Disappearing Languages

Personally I think that it is a good thing that languages are disappearing. Imagine how easy it would be to communicate if there were only 3 or 4 world languages – Mandarin, English, French and Spanish for example. Nowadays people are considered clever if they know a major language. There are many advantages to having fewer languages in the world. Fewer languages would mean it would be easier to trade. Fewer languages would also boost national or even international unity and in turn probably sustain peace.

Many people say that the loss of some languages means that native communities disappear and with them the knowledge that could benefit humanity. I think that instead of trying to preserve the 3,500 languages under extinction we should try to distribute the knowledge from them into the wider world. After all what is the point of having knowledge of something if only a few hundred people can speak the language it is in? Especially in a world like ours where you can talk to someone in Australia in a matter of minutes, it is logical that as we become a more tightly connected world some languages should be forsaken.

In the employment realm of things it is much better for you economically and practically to know a major language, as this means you do not narrow your employment path. Also, the extinction of languages is similar to the extinction of currencies. It is so much easier to go on holiday now with the introduction of the Euro to 23 countries in Europe. Imagine having to keep changing from the German mark to the French Franc and then the Spanish Peseta. Just like currency I think it shows development if the world has fewer more widely spoken languages.

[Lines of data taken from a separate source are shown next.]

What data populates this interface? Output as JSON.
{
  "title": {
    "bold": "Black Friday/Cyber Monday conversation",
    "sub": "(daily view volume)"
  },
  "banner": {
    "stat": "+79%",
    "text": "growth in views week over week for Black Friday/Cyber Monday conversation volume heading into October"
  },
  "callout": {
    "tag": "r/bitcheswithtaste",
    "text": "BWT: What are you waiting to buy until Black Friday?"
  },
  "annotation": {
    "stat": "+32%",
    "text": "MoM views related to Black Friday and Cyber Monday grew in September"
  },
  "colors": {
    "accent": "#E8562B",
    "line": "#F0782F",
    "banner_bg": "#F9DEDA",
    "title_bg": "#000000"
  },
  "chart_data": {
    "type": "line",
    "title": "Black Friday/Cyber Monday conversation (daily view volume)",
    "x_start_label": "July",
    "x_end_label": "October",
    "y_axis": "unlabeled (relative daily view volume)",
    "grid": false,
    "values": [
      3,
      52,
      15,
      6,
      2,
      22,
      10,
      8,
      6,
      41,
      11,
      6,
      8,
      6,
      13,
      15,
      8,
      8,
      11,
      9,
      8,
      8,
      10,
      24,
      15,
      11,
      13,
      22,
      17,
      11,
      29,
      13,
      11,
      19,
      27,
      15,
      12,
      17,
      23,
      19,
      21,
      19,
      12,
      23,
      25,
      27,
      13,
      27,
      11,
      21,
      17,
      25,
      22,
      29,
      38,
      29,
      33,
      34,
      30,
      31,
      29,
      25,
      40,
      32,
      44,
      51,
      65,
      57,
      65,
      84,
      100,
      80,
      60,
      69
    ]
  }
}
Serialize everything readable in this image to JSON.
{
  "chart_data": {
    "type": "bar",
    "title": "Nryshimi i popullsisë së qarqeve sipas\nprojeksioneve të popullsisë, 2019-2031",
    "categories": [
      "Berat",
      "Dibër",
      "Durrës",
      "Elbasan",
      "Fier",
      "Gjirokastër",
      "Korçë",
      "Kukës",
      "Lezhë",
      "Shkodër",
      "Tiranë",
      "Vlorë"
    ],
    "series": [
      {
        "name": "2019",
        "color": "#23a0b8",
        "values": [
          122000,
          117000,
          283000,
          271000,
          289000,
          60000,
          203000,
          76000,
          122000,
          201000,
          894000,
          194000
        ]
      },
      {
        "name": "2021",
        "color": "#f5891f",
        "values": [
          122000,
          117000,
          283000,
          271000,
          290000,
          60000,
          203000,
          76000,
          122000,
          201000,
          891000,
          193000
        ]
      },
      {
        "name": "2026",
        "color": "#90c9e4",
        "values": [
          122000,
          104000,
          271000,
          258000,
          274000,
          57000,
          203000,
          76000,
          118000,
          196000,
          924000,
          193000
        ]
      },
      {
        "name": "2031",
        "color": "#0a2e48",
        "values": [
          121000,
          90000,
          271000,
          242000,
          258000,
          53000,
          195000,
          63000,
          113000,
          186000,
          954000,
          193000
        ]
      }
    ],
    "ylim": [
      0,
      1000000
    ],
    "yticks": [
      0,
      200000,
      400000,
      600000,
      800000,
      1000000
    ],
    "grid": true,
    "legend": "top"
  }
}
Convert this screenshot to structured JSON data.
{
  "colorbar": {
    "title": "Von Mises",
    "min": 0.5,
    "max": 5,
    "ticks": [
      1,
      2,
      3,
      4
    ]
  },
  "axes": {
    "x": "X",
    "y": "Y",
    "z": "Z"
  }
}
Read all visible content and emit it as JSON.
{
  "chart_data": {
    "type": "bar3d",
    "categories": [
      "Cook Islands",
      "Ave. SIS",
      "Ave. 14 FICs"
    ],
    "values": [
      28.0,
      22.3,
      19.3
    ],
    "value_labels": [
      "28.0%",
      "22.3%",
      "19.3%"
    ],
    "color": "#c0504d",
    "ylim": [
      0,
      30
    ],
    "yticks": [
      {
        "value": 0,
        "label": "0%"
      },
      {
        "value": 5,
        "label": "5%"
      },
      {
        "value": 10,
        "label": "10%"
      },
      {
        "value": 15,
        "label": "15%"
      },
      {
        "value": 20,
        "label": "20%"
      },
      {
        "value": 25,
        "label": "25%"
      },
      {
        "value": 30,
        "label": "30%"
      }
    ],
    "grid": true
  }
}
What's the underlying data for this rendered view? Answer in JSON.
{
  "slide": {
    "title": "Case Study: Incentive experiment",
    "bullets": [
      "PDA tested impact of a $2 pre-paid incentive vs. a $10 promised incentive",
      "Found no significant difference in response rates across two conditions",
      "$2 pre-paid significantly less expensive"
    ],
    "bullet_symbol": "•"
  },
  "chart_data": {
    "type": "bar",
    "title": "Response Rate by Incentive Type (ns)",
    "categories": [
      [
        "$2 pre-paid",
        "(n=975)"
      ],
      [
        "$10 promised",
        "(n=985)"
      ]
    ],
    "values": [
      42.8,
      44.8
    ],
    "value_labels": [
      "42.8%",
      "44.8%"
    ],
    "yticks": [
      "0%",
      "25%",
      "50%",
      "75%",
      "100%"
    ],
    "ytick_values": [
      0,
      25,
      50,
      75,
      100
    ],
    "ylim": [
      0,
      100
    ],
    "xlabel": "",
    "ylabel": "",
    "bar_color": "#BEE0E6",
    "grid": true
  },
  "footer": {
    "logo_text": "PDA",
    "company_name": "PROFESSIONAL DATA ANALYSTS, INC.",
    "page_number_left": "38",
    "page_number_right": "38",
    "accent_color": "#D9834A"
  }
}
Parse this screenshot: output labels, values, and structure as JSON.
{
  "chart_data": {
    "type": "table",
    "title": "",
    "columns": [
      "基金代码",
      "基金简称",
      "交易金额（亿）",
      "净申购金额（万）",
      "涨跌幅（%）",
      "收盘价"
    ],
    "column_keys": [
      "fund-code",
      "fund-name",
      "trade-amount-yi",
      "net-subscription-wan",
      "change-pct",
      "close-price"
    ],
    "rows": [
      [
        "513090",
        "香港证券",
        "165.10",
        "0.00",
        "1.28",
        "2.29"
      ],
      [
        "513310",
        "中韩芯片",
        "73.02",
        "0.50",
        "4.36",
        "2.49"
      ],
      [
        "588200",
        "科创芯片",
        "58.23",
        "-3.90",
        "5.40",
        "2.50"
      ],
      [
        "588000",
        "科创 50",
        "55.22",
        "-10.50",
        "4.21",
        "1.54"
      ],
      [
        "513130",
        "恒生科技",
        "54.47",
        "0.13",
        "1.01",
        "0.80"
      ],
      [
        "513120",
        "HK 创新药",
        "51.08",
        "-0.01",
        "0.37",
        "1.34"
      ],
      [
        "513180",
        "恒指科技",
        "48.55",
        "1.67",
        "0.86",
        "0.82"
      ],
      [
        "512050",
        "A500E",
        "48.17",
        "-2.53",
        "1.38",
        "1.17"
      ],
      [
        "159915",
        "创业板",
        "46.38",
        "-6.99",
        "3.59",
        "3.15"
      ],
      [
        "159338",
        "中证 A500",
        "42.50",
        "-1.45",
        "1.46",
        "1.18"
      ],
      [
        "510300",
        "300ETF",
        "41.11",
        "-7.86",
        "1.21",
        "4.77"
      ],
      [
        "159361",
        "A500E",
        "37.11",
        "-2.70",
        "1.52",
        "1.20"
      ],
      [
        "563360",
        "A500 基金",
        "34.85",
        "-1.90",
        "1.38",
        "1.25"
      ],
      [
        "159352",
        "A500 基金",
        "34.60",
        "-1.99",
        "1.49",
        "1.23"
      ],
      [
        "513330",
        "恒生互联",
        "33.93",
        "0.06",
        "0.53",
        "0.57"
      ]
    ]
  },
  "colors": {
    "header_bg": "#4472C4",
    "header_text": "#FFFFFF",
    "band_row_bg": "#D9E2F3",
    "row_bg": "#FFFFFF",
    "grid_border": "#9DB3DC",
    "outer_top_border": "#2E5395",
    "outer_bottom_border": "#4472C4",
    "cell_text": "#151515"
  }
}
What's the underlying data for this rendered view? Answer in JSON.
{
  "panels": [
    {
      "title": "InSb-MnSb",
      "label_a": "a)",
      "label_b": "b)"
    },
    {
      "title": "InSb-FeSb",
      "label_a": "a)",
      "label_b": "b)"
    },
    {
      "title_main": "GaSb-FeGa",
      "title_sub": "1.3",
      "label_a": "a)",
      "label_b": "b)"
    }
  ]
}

One thought on “Disappearing Languages”

  1. You argue your case pretty well here, Mary, but I don’t agree with your view. You make a number of valid points but my objections come down to main things. First, I do not think that homogeneity is actually a good thing. The world is a less interesting place if everywhere becomes the same. And whilst I do not accept the Sapir-Whorf hypothesis, I think that it is not quite as easy as you say to transfer or translate knowledge from one language into another without losing something in the process. Interestingly, the analogy you choose- the Euro- is actually a good example of the dangers of trying to reduce things down, as the present economic crisis in the Eurozone shows. And secondly, the philosopher Aristotle talked about what he called ‘the good life’. One of the most important things I think we have to do in life is to work out what this is but I am pretty sure that if making money is a part of it, it is not the most important.